O Sr. Africa disse que a administração Marcos pode optar por expandir o espaço fiscal tributando a riqueza dos bilionários, restaurando as taxas anteriores de imposto sobre o rendimento em grandes empresas e nas famílias mais ricas, e impostos extraordinários sobre energia e imóveis.
Disse que a resposta racional é o governo absorver o choque do preço do petróleo do lado da oferta e empurrado pelos custos, implementando medidas como cortes de impostos para ajudar a proteger o poder de compra das famílias pobres e de classe média.
LANÇAMENTOS DO ORÇAMENTO
Entretanto, o DBM disse que 63,5% do orçamento nacional de 2026 foi lançado até ao final de fevereiro, refletindo uma taxa de desembolso mais lenta em comparação com o ano anterior.
No seu relatório de Estado de lançamento de dotações, o DBM disse que P4,31 biliões do orçamento tinham sido lançados para agências nacionais e unidades de governo local até 28 de fevereiro.
Isto deixa P2,48 biliões por distribuir dos P6,793 biliões do orçamento para o ano.
O ritmo de lançamentos foi mais lento do que a taxa de 67% registada um ano antes.
Os lançamentos para agências e departamentos governamentais totalizaram P2,77 biliões, equivalente a 75,2% das suas dotações.

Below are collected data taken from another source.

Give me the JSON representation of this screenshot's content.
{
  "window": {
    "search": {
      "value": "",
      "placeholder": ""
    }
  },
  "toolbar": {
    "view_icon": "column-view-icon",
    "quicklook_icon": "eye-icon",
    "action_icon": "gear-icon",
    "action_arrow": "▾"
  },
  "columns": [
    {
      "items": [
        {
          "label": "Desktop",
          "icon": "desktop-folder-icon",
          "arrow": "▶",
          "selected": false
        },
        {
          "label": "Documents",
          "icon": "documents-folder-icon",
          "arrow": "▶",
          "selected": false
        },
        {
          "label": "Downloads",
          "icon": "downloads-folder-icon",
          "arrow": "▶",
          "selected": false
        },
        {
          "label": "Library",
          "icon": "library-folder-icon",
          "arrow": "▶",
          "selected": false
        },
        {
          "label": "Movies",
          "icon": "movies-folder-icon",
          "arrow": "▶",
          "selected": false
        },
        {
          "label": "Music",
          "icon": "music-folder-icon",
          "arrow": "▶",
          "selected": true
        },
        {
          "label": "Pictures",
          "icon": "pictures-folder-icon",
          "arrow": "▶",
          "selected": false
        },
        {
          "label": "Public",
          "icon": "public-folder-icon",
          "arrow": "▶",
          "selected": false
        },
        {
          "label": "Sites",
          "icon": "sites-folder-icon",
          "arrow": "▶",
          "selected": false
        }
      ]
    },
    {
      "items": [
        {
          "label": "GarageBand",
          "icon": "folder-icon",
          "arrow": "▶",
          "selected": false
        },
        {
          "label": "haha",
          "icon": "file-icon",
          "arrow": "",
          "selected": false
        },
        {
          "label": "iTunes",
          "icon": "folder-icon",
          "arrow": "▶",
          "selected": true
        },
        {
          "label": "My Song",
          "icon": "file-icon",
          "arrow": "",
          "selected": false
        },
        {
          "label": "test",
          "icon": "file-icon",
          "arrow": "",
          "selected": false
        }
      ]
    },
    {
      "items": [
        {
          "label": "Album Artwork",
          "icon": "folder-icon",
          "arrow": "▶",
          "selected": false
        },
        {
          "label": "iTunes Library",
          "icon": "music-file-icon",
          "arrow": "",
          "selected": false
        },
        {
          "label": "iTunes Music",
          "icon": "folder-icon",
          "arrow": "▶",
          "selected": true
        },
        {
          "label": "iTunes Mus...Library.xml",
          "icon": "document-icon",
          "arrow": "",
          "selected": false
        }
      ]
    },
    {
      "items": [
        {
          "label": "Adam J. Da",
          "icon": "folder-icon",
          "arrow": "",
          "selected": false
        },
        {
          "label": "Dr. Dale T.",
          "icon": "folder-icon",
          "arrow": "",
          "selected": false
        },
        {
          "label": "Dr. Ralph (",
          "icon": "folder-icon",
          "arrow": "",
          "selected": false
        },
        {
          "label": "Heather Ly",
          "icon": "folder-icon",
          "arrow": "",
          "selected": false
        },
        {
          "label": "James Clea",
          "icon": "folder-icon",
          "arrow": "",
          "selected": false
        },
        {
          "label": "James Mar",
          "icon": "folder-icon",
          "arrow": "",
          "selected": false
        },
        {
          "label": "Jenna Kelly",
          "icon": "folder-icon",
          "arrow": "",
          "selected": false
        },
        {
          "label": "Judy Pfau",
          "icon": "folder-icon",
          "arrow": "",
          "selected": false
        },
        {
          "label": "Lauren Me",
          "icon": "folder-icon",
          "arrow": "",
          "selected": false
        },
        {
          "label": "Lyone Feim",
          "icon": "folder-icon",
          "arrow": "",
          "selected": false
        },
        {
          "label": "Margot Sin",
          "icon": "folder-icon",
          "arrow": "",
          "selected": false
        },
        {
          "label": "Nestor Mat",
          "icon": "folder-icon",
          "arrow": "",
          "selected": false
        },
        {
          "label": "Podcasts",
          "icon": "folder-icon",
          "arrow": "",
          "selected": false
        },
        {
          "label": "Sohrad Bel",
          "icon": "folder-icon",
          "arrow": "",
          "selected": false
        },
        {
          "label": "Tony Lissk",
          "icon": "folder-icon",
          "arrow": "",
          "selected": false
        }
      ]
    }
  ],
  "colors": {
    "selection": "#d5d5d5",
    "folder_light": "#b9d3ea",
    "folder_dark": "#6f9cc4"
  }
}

Os fundos para fins especiais lançados até ao final do mês situaram-se em P141,9 mil milhões, representando 19,7% dos fundos atribuídos.
Entretanto, os lançamentos de dotações automáticas situaram-se em 58% ou P1,387 biliões.
Estes incluem P1,19 biliões para Atribuição Fiscal Nacional, P93,98 mil milhões para subsídio global e P82,21 mil milhões para os prémios de reforma e seguro de vida.
Excluindo os outros lançamentos no valor de P14,417 mil milhões, a taxa de lançamento do orçamento é de 63,3%, já que os fundos lançados atingiram P4,297 biliões dos P6,793 biliões do programa original.
Os outros lançamentos incluem dotações não programadas no valor de P9,55 mil milhões, dotações contínuas de 2025 de P4,816 mil milhões e fundos para fins especiais no valor de P4,58 mil milhões.
"O lançamento de dotações mais lento em fevereiro parece mais uma questão de timing e prudência do que uma mudança de política," disse Jonathan L. Ravelas, Conselheiro Sénior da Reyes Tacandong & Co., numa mensagem do Viber.
Disse que as agências ainda estão a alinhar planos de caixa, aquisições e salvaguardas em fevereiro, razão pela qual o DBM lança cuidadosamente enquanto vigia as receitas e os riscos globais.
"Para março, espero que os lançamentos permaneçam medidos, não congelados, com uma recuperação assim que as autorizações forem concluídas, particularmente para infraestruturas e programas prioritários," acrescentou.
Michael L. Ricafort, economista-chefe do Rizal Commercial Banking Corp., disse que a taxa de desembolso mais lenta ainda reflete alguma subexecução governamental tendo em vista os projetos anómalos de controlo de inundações.
"Medidas anticorrupção e outras reformas para elevar ainda mais os padrões de governação podem ter causado maior cautela em algumas despesas governamentais, especialmente em infraestruturas, para prevenir o risco de corrupção," disse numa mensagem do Viber.
Para os próximos meses, disse que as despesas de recuperação do governo podem levar a uma taxa de desembolso mais elevada.
"Mas (isto) ainda pode ser compensado por despesas governamentais mais cautelosas para prevenir o risco de corrupção e fugas," acrescentou.